John went round. Suppressing panic, he picked his way across the flooded playing fields, but his shoes broke the skin of ice, plunging his feet entirely into water. He cursed Fardley for his idiocy, cursed Hazlehurst for the location of his study, and cursed S-K for everything else.
* * *
Morgan lay under the covers mentally retracing the madcap route he had been forced to take across the playing fields, through his Housemaster’s French windows, ajar thanks to indolence or to the benevolence of some god, and up the back staircase to the changing room. The windows were glowing gray when he slipped back into the long, open dorm, but no one had been awake, and he’d regained his bed undetected. He was lying there, eyelids off duty, when Rabbet burst in to wake the dorm prefect at the other end. A fierce, hushed exchange, and Rabbet dashed away. The dorm prefect, after a moment of resentful hesitation, lunged from bed, snatched dressing gown, and followed their Head Boy.
Morgan realized he had been holding his breath. They were apparently not exercised about him, yet his mind raced: Had he left Hazlehurst’s windows as he’d found them? Had he left anything amiss in the changing room? Had he been seen?
A pair of fags at the other end were whispering, and now it seemed they were out of bed, clattering about, receiving clattering visitors. Morgan could not, after a sleepless night, countenance fevered gossip. Whatever had roused the prefects would make itself known to everyone soon enough. Perhaps there had been a break in the recent mystery … what was it, again? Oh, how distant school business seemed! How could he drag himself, cotton headed, through the day?
Whatever was exciting the fags now stirred others from their beds. Morgan burrowed farther under the covers, his arm tingling and sore. He would get up in a moment, but now his limbs refused to budge, longing for the sleep they were owed, bewailing the failure of night to knit up their ragged sleeves, heavy, aggrieved, allergic to the day.
* * *
It took John longer than he considered decent to decipher what was happening. Prefects, hastily dressed, dashed two steps at a time up and down staircases. Masters, half dressed, barked things after them and shouted orders to the servants, who moved more quickly than their sullen demeanors usually allowed. John sat at the masters’ table for breakfast, joined only by Clement. A prefect said the grace, which seemed to disconcert everyone, as if the words were sacrilege if spoken by anyone but the Headmaster. Clement, in his typically serene manner, provided John a précis: Those with windows giving onto the quadrangle had been wakened that morning by a fizz and a crack and a whoosh, all announcing fire in the center of the courtyard. Various parties had rushed to extinguish it, but had been thwarted by doors whose locks were frozen with a substance thought to be wax. Two of Burton-Lee’s prefects had climbed out windows, but by the time they reached the fire, it was waning. The collection of canes had burnt quickly, and the conflagration had not spread to the architecture, thank the Lord. In addition to the gates and the doors of the Houses, a good many of the school’s other locks had been bunged-up, to use the language of the Third Form, and John was exceedingly fortunate that Hazlehurst’s study possessed no lock, else he might even now be standing outside the gates, freezing like a tradesman. The fracas, Clement concluded, had been rousing.
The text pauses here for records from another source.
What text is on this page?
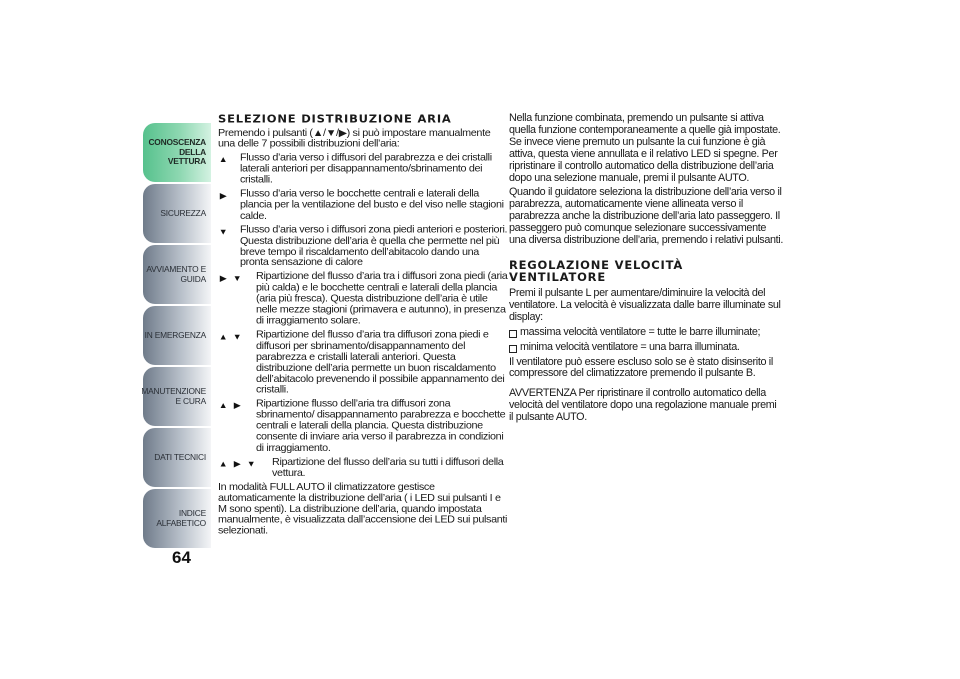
CONOSCENZA DELLA VETTURA
SICUREZZA
AVVIAMENTO E GUIDA
IN EMERGENZA
MANUTENZIONE E CURA
DATI TECNICI
INDICE ALFABETICO
64
SELEZIONE DISTRIBUZIONE ARIA

Premendo i pulsanti (▲/▼/▶) si può impostare manualmente una delle 7 possibili distribuzioni dell’aria:

▲ Flusso d’aria verso i diffusori del parabrezza e dei cristalli laterali anteriori per disappannamento/sbrinamento dei cristalli.
▶ Flusso d’aria verso le bocchette centrali e laterali della plancia per la ventilazione del busto e del viso nelle stagioni calde.
▼ Flusso d’aria verso i diffusori zona piedi anteriori e posteriori. Questa distribuzione dell’aria è quella che permette nel più breve tempo il riscaldamento dell’abitacolo dando una pronta sensazione di calore
▶ ▼ Ripartizione del flusso d’aria tra i diffusori zona piedi (aria più calda) e le bocchette centrali e laterali della plancia (aria più fresca). Questa distribuzione dell’aria è utile nelle mezze stagioni (primavera e autunno), in presenza di irraggiamento solare.
▲ ▼ Ripartizione del flusso d’aria tra diffusori zona piedi e diffusori per sbrinamento/disappannamento del parabrezza e cristalli laterali anteriori. Questa distribuzione dell’aria permette un buon riscaldamento dell’abitacolo prevenendo il possibile appannamento dei cristalli.
▲ ▶ Ripartizione flusso dell’aria tra diffusori zona sbrinamento/ disappannamento parabrezza e bocchette centrali e laterali della plancia. Questa distribuzione consente di inviare aria verso il parabrezza in condizioni di irraggiamento.
▲ ▶ ▼ Ripartizione del flusso dell’aria su tutti i diffusori della vettura.

In modalità FULL AUTO il climatizzatore gestisce automaticamente la distribuzione dell’aria ( i LED sui pulsanti I e M sono spenti). La distribuzione dell’aria, quando impostata manualmente, è visualizzata dall’accensione dei LED sui pulsanti selezionati.

Nella funzione combinata, premendo un pulsante si attiva quella funzione contemporaneamente a quelle già impostate. Se invece viene premuto un pulsante la cui funzione è già attiva, questa viene annullata e il relativo LED si spegne. Per ripristinare il controllo automatico della distribuzione dell’aria dopo una selezione manuale, premi il pulsante AUTO.

Quando il guidatore seleziona la distribuzione dell’aria verso il parabrezza, automaticamente viene allineata verso il parabrezza anche la distribuzione dell’aria lato passeggero. Il passeggero può comunque selezionare successivamente una diversa distribuzione dell’aria, premendo i relativi pulsanti.

REGOLAZIONE VELOCITÀ
VENTILATORE

Premi il pulsante L per aumentare/diminuire la velocità del ventilatore. La velocità è visualizzata dalle barre illuminate sul display:

massima velocità ventilatore = tutte le barre illuminate;
minima velocità ventilatore = una barra illuminata.

Il ventilatore può essere escluso solo se è stato disinserito il compressore del climatizzatore premendo il pulsante B.

AVVERTENZA Per ripristinare il controllo automatico della velocità del ventilatore dopo una regolazione manuale premi il pulsante AUTO.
Clem’s serenity usually irked John, but this morning he found it refreshing, even comical. John wondered idly whether the form rooms would be opened in time for lessons, and if not, what S-K would do with the school. It struck him that obstinate normality was the only suitable response. If form rooms could not be opened, lessons must occur standing in the cloisters, seated on gravel in the quad, striding briskly across the playing fields, or in ranks in the refectory. S-K must on no account let himself be drawn by the business. He must not make precipitous announcements or idle threats. Prefects must not be authorized to take justice into their own hands. Investigations must occur quietly, and the school given the impression of solid, unruffled authority.